Pfeffer: Ja, absolut. Das Projekt in Sofia zeigt sehr deutlich, dass unser Qualitätsanspruch auch international funktioniert. Das Gebäude wäre in dieser Form auch in Wien ein Vorzeigeprojekt. Die technische Ausstattung erfüllt modernste ökologische und funktionale Standards. So ist das Gebäude unter anderem vollständig barrierefrei geplant und bereits auf mögliche Zertifizierungen – etwa nach der EU-Taxonomie oder LEED – vorbereitet.

Planen Sie derzeit auch Verkäufe aus Ihrem Portfolio?
Pfeffer: Wir sind gut aufgestellt und stehen nicht unter Verkaufsdruck. Der letzte größere Verkauf war 2024 das European Handball House in Wien mit rund 6.000 Quadratmetern Nutzfläche. Mit diesem Forward-Deal mit dem Europäischen Handballverband (EHF) konnten wir eine Transaktion abschließen, obwohl der Markt zu diesem Zeitpunkt nahezu zum Stillstand gekommen war. Unsere Portfolio-Strategie ist bewusst eine gemischte: Wir entwickeln Projekte, halten einen Teil im Bestand und verkaufen selektiv, wenn die Preisvorstellungen attraktiv sind.

In der Slowakei wurde kürzlich mit dem Umbau des denkmalgeschützten Palais Esterházy im Zentrum von Bratislava begonnen. Wie ist der aktuelle Stand?
Pfeffer: Es handelt sich um ein sehr anspruchsvolles Projekt, das wir einst von einem Kunden der Raiffeisen Bank International übernommen haben. Die Lage ist hervorragend, allerdings waren umfangreiche vorbereitende Maßnahmen notwendig. Von Beginn an war klar, dass das Projekt viel Zeit und Planung erfordert. Eine zentrale Herausforderung war etwa die Zufahrt zur Liegenschaft: Diese wurde letztlich über einen Tunnel unter der historischen Stadtmauer samt Liftanlagen gelöst und genehmigt. Nach einer mehrjährigen Entwicklungs- und Genehmigungsphase sind wir nun in die Umsetzungsphase eingetreten. Im Palais entstehen künftig 19 Eigentumswohnungen, die wir anschließend vermarkten werden.

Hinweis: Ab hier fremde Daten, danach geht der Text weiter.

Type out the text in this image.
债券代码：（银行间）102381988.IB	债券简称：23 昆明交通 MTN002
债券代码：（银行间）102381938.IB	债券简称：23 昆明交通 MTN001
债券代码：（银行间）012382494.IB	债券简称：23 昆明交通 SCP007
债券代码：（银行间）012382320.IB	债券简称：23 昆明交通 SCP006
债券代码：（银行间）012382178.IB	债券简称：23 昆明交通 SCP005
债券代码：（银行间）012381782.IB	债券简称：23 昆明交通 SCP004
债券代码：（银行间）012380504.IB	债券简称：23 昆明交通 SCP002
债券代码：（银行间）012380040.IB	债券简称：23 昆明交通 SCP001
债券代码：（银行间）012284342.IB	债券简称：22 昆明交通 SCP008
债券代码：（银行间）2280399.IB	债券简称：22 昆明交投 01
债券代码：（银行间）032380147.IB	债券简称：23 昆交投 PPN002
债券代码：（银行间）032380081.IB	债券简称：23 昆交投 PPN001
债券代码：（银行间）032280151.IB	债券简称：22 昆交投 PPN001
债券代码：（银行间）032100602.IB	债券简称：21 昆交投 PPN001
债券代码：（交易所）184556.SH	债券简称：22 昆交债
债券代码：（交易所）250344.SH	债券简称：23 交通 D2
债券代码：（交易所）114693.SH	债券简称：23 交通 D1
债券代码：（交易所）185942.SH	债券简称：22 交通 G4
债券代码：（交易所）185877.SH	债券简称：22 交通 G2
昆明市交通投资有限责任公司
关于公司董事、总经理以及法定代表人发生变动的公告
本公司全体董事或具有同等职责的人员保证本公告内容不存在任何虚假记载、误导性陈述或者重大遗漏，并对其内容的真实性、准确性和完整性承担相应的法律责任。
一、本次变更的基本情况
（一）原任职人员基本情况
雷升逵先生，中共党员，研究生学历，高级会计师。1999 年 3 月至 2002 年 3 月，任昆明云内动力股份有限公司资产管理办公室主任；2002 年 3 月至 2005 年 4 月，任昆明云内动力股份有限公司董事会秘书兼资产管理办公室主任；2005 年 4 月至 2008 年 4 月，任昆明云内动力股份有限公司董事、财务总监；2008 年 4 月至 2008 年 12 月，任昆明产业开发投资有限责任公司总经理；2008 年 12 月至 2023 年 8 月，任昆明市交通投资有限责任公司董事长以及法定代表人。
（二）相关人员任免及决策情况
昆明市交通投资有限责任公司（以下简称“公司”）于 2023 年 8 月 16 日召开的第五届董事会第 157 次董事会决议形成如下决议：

In Ihrer Nachbarschaft in Neu Marx wartet man weiterhin auf die geplante Wien Arena, die neue Eventhalle der Stadt Wien. Gleichzeitig planen Sie dort auch ein Hotelprojekt. Wie geht es da weiter?
Pfeffer: Wir beobachten das Projekt sehr genau. Es gibt ein Konsortium, das das PPP-Vorhaben umsetzen möchte, sowie einen gültigen Gemeinderatsbeschluss. Gleichzeitig bestehen weiterhin politische Diskussionen über Nutzung und konkrete Ausgestaltung. Offiziell wird weiterhin das Ziel verfolgt, die Veranstaltungshalle bis zum Jahr 2030 fertigzustellen. Dieses Zeitfenster halten wir allerdings für ambitioniert. Für uns ist entscheidend, dass das Projekt grundsätzlich in Umsetzung kommt – ob ein Jahr früher oder später ist dabei zweitrangig.

Ist es denkbar, dass die Wien Arena überhaupt nicht kommt?
Pfeffer: Theoretisch ist vieles denkbar, praktisch halte ich dieses Szenario jedoch für wenig wahrscheinlich. Wien benötigt eine moderne Veranstaltungshalle, und es ist bereits sehr viel Planung, Zeit und politisches Kapital in das Projekt geflossen. Ein vollständiger Neustart wäre daher überraschend. Man kann sagen: Gut Ding braucht manchmal Weile.

Wie ist Ihre Einschätzung für den weiteren Verlauf des Immobilienjahres?
Pfeffer: Wir hoffen, dass sich der Markt wie vielfach erwartet weiter stabilisiert und nicht durch geopolitische Unsicherheiten erneut gebremst wird. Gleichzeitig gehen wir davon aus, dass sich die Erholung weiter verzögert und der Markt vorerst seitwärts tendiert. 2026 wird voraussichtlich noch kein Jahr eines Aufschwungs. Unser Blick richtet sich daher eher auf die mittelfristige Entwicklung: Wenn 2026 die Basis für Stabilität schafft, könnte 2027 wieder in einen Wachstumszyklus führen.